A functional approach for studying diseases with strong genetic underpinnings
Tap into more parts of your genetic makeup than most tests
Read more chapters from your "book of life," including recipes for making essential molecules, and other segments that control genome-reading activities.
Knowing HOW to read DNA is not the same as recognizing WHAT parts are important
Automated DNA sequencing has profoundly improved our understanding of the genetic architectures that underlie many diseases. But many conventional DNA tests today still look for glitches in just a tiny part of our genome in recipes for making proteins, the essential molecules that build cells and then tell them what to do, and where in the body to do it.
Genotype Diagnostics taps into a broader part of our DNA than most tests, including regions that guide how genetic blueprints are read; rules for about customizing proteins in different cell types; and segments outside the protein-coding parts of DNA that act like "switches" to control when and how a cell uses its genetic instructions, and where the vast majority of differences among people are found.
Spot clues in DNA about the expression of harmful traits
Powerful search engines comb the chemical text of DNA for glitches connected to health problems beyond what human experts might easily discern in genetically diverse populations.
Powerful search engines look for glitches in one's genetic makeup
The enormous task of sequencing one's genome reading the order in which billions of its chemical building blocks are arranged into long DNA chains easily generates enough data from each person to fill about 400 million pages of printed text. We humans cannot quite grasp all this information on our own to meaningfully detect genetic patterns relevant to the many expressed variations in malady observed among patients diagnosed with the same health condition.
The state-of-the-art in genetic analysis draws upon robust machine-learning algorithms to reduce diagnostic uncertainty. It's the same kind of automated reasoning behind popular voice-, text- and image-recognition apps, where context is important for arriving at the right answer.
Here, powerful search engines learn to comb genetic blueprints for clinically relevant patterns using multi-layered logic that improves with experience; to spot variations that likely contribute to the onset of disease ("pathogenic risks") and, in time, to better distinguish among variants that lead to small, but harmless, differences observed in human traits ("benign mutations") from others that alter the intensity with which one's disease symptoms express ("disease modifiers").
Link genetic variations to how normal cell behaviors go awry
Model how many small glitches in a genetic blueprint may lead to disease when working in concert to disrupt the molecular circuitry inside live cells.
Functional Genomics may better account for complex biology
The promise of genetic profiles in medical diagnostics depends on a new generation of robust analytics that can profile one's disease not only by the likely sources of the problem the muddled instructions encoded in one's DNA that give rise to harmful traits but also by the ways these mutations interact to express a range of observed symptoms in progressive and spectrum disorders.

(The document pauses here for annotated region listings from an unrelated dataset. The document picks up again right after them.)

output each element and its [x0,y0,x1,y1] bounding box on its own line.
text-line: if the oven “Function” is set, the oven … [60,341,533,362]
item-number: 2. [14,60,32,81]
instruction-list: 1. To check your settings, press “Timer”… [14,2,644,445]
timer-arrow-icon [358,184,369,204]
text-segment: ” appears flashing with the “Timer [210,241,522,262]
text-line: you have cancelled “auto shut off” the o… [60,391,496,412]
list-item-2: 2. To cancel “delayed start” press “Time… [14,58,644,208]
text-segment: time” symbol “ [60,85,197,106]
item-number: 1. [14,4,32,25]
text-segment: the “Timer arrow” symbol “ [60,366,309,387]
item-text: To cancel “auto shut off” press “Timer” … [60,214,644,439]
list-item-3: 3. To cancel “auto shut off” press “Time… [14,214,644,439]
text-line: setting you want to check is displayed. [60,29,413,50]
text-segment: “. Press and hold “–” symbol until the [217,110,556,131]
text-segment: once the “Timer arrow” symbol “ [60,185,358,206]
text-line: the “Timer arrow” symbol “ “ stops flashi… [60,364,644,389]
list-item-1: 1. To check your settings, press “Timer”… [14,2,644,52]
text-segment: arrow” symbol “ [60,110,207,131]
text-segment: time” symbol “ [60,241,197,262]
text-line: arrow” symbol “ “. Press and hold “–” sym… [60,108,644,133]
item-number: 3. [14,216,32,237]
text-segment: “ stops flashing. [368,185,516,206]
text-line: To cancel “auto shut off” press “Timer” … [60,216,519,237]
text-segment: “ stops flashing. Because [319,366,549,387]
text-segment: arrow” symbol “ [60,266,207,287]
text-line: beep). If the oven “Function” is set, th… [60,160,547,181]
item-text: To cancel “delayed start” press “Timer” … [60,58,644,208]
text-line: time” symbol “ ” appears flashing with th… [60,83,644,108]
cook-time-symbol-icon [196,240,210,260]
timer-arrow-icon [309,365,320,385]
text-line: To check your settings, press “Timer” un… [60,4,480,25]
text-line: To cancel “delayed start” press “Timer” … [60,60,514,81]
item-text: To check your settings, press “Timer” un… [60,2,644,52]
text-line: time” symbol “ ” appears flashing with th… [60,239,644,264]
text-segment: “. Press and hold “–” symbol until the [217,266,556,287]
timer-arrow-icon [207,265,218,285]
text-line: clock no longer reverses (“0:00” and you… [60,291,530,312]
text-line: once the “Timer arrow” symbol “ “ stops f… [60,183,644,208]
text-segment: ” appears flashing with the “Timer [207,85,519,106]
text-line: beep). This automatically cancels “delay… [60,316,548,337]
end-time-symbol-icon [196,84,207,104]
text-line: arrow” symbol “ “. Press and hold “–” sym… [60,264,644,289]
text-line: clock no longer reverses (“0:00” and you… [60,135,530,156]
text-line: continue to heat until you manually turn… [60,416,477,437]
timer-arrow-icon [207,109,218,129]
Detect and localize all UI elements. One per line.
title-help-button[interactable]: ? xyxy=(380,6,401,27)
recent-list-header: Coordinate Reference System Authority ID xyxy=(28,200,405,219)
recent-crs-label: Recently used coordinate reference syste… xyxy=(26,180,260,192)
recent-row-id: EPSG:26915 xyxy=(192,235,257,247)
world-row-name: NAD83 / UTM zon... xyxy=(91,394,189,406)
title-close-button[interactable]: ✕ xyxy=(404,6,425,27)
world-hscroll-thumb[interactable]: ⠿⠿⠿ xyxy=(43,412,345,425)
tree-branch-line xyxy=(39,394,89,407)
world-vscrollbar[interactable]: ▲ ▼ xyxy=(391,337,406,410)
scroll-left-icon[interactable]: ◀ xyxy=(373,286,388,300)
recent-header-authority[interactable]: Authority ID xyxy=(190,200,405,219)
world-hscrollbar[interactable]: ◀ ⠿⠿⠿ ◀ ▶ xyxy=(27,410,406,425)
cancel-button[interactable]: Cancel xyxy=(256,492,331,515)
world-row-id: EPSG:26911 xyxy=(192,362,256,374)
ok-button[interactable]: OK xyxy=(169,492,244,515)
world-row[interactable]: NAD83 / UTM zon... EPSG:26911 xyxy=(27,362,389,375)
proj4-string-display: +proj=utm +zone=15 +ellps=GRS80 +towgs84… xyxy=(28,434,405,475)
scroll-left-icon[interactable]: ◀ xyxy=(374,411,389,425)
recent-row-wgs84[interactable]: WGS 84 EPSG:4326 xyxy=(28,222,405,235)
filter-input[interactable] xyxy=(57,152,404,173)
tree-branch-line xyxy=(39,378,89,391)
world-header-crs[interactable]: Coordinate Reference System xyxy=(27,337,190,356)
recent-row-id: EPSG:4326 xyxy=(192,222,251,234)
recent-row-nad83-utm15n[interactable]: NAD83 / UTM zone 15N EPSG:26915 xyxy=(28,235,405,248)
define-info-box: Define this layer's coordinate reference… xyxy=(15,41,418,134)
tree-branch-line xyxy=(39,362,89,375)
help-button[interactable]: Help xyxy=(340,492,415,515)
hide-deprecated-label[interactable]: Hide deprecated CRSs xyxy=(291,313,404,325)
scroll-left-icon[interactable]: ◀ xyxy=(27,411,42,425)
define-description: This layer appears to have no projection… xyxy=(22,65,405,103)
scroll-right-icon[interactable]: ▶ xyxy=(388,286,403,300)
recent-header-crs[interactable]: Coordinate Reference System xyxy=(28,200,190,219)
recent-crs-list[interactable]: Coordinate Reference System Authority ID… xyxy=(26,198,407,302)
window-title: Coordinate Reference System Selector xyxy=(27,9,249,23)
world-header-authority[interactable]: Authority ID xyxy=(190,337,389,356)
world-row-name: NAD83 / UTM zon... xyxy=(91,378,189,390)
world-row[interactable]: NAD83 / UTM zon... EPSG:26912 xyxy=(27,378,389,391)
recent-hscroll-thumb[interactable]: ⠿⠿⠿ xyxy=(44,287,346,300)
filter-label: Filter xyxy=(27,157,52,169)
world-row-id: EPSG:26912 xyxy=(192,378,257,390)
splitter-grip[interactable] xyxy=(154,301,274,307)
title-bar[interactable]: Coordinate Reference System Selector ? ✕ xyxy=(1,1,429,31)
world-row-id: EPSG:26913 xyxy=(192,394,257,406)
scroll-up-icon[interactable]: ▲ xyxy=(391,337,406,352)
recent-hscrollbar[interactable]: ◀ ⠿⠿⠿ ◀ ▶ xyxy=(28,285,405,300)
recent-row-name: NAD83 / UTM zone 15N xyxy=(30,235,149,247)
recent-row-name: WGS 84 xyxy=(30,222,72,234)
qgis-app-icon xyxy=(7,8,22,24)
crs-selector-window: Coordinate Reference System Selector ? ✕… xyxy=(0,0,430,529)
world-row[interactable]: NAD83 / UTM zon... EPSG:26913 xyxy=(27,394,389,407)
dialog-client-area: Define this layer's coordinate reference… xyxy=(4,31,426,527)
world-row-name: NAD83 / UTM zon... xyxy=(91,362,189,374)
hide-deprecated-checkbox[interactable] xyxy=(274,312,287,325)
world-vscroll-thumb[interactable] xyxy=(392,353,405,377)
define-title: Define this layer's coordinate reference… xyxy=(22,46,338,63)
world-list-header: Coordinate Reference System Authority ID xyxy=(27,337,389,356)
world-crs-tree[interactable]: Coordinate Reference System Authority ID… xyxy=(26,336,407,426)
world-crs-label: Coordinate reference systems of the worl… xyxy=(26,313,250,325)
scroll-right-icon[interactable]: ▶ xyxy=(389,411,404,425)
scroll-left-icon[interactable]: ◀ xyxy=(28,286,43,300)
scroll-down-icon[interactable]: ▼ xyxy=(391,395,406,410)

Functional frameworks offer ways to describe how the cumulative effect of many small glitches in DNA might disrupt the complex molecular circuitry inside live cells; building upon recent technical advances in molecular expression profiling with new forms of data analysis, called "deep learning," to extract features in genomes that control normal cell behaviors: that model how a live cell normally reads its genetic instructions how that information is normally turned into essential molecules.
And when directed against DNA collected from patients afflicted with a particular disease, that also predict from changes to molecular outputs how the inner workings of cells are likely disrupted and might, ultimately, express as harmful traits.
There's a bit more to it, but these are the basics.
Match the right treatment with the right patient
Target drug cocktails against the specific genetic "typos" found in each patient to improve treatment outcomes, and with fewer side effects.
The promise of "Precision Medicine"
Genetic tests are now integral parts of a new line of thinking reshaping healthcare known as "precision medicine." This is a transformative era in personalized treatment when clinicians, rather than treating a particular condition in the same way across a range of genetically diverse individuals, could better infer a patient's likely response to treatment from one's unique genetic makeup expanding the conversation about human diseases from "what's causing this?" to "who is at risk?" and "how do we treat this more effectively?"
Train computers to spot conditions with complex genetic underpinnings
Search engines that look at genomes may diagnose disorders not only by the likely sources of the problem the muddled instructions encoded in one's genome that give rise to abnormal traits but also by the ways these mutations interact to express as characteristic symptoms of disease the specific changes to molecular circuits inside living cells that increase one's risk for certain maladies.
Tailor treatment plan to each patient's individual genetic makeup
Next-generation tests could help clinicians formulate drug cocktails that better target the unique genetic makeup of each patient that infer one's likely response to a particular treatment regimen from one's molecular signatures to improve patient outcomes, and with fewer side effects.